Not even wrong. https://en.m.wikipedia.org/wiki/Not_even_wrong. Utf8 has nothing to do with "a certain subset of 32 bit integers".

Part of the claim that you are trying to refute was "UTF-8 is a reversible way of mapping X onto a certain subset of 32-bit integers." That part is certainly true. The set of all Unicode codepoints is isomorphic with a certain subset of 32 bit integers, [0, 0x10ffff] to be exact, and the whole point of any Unicode encoding, including UTF-8, by definition, is a reversible mapping onto the set of Unicode codepoints.

Another part was "from the point of view of the utf8". utf8 uses int (mixed with unsigned int) internally (see utf8_decode) to represent Unicode codepoints. On most modern platforms, int is a 32-bit integer, where the entire statement is correct as it stands. On some platforms, it is longer than 32 bits, but in this case the statement "a certain subset of 32-bit integers" trivially applies. The Lua integer that utf8 uses externally has either 32 or 64 bits, so "a certain subset of 32 bit integers" is still correct.

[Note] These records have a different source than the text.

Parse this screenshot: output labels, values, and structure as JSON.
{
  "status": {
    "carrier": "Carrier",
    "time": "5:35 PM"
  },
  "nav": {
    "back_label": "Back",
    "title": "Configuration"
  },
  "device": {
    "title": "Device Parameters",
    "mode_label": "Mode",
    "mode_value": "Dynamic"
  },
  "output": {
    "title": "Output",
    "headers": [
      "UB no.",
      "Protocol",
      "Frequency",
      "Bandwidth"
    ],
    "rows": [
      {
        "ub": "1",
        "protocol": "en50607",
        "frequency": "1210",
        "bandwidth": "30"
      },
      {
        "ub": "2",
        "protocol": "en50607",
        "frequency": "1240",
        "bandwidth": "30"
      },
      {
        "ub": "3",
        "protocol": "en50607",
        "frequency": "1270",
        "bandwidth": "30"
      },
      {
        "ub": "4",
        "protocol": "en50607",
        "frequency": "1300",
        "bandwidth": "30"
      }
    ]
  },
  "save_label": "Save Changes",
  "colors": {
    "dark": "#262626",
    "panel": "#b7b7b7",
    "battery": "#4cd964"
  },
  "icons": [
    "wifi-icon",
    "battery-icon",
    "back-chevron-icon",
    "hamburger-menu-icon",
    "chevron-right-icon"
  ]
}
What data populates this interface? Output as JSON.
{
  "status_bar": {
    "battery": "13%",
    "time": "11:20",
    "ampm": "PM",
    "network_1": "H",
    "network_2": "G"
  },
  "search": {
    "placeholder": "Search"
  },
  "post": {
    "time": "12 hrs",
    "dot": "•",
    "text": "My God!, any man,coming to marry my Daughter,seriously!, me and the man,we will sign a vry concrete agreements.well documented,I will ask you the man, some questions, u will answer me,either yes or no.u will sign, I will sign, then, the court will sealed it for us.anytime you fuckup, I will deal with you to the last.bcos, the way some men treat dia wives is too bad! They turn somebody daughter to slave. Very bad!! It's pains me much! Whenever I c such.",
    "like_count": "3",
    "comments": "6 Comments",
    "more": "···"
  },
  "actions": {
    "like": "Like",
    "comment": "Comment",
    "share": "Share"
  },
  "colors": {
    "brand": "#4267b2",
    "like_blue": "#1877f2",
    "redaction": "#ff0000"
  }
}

utf8 will work correctly if int has at least 22 bits, assuming signed two-complement's representation. While one could argue that some platforms might have int longer than 21 bits but shorter than 32, I am afraid that, practically, utf8 is broken if int is shorter than 32 bits. I do not think this is intentional, so it probably needs to be fixed.

Cheers,